S53A-4495:
Bayesian Inversion of Broadband Surface Waves Dispersion Curves for Shear Velocity Structure and Anisotropy of the Crust and Upper Mantle

Friday, 19 December 2014
Matteo Ravenna and Sergei Lebedev, Dublin Institute for Advanced Studies, Dublin, Ireland
Abstract:
The increasing amount of broadband phase velocity dispersion measurements around the world is leading to significant improvements in shear velocity models on both regional and global scales. As the relation between surface-wave dispersion and the seismic velocity structure of the earth is nonlinear, a reliable way to perform the inversion is Monte Carlo sampling in a Bayesian framework. Considering the high sensitivity of surface waves to Vs in broad depth intervals and their low sensitivity to Vs in thin layers, there are strong trade-offs between shear speeds at neighboring depths. MC sampling provides a way to quantify non-uniqueness of the inverted shear velocity models.

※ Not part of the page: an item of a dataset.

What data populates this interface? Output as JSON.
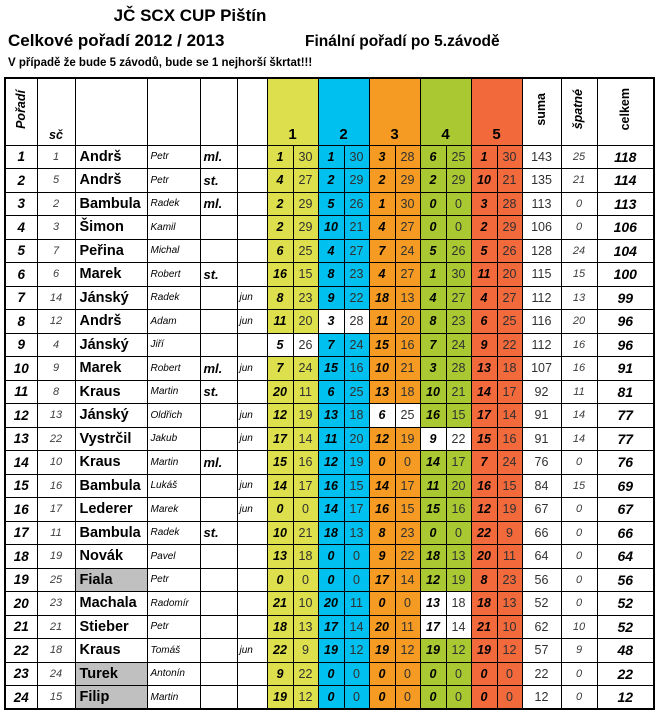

We develop a Markov Chain Monte Carlo method for joint inversion of Rayleigh- and Love-wave dispersion curves that is able to yield robust radially and azimuthally anisotropic shear velocity profiles, with resolution to depths down to the transition zone. The inversion is a one step process that doesn't involve any linearization procedure or a priori bounds around a reference model. In a fixed dimensional Bayesian formulation, we chose to set the number of parameters relatively high, with a more dense parametrization in the uppermost mantle, therefore we used a Gaussian a priori distribution of the parameters in order to avoid overfitting.

We apply the MCMC algorithm to the inversion of surface-wave phase velocities accurately determined in broad period ranges in a few test regions, and present the resulting radially and azimuthally anisotropic shear velocity models.